Comment by alkonaut

7 years ago

I can’t answer for Nginx but normally on windows if you want “worker processes” you just start N of them and have them read work from a shared memory queue. That is, workers live longer than the tasks they perform. If one crashes, a new one is spawned. This does seem like a more sensible way of doing things than forking tbh. It isolates work in processes but doesn’t pay for process creation per request.

I may be strange, but that's the way I've always used fork() as well. It's one of the reasons why named pipes exist (or at least that's what I've always thought).

"If one crashes, a new one is spawned."

I suppose that makes sense on an OS on which crashing is expected behaviour, though some people would want to know what bug caused the crash and whether that bug has security implications.

  • Crashing is an expected behaviour in Linux as well, you can enable coredumps or utilize an applications log if you want to know why.
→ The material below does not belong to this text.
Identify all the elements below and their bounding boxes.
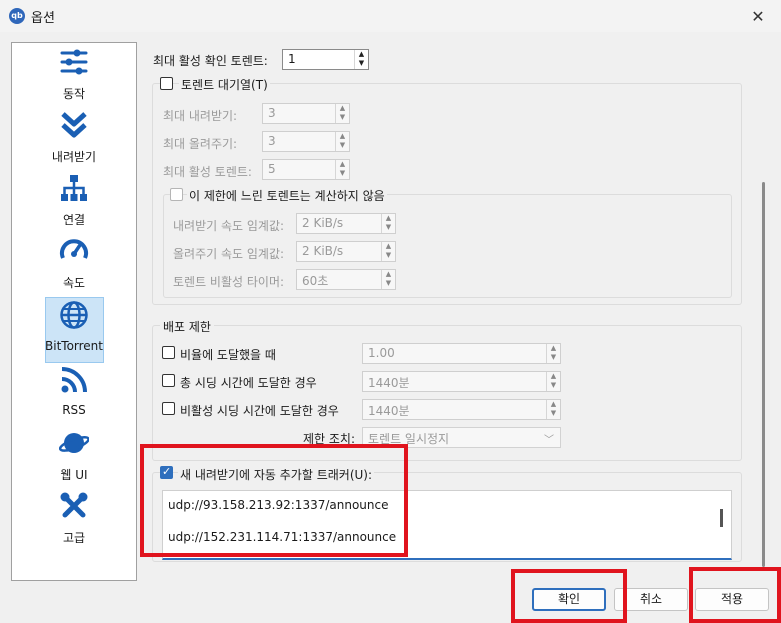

    • The Linux kernel doesn't crash much, unless you have dodgy drivers or dodgy hardware. Whether your userland programs crash or not depends on what you're running. I don't expect to see sshd crashing, for example, though it's true that almost any program will exit suddenly if the system runs out of memory, which to an ordinary user looks like a crash, though it's a very different thing really.

      2 replies →

  • There is, of course, absolutely no difference in how errors are handled in this case vs forks. A process that handles one million requests is much more likely to crash than a process that handles one request though (regardless of OS).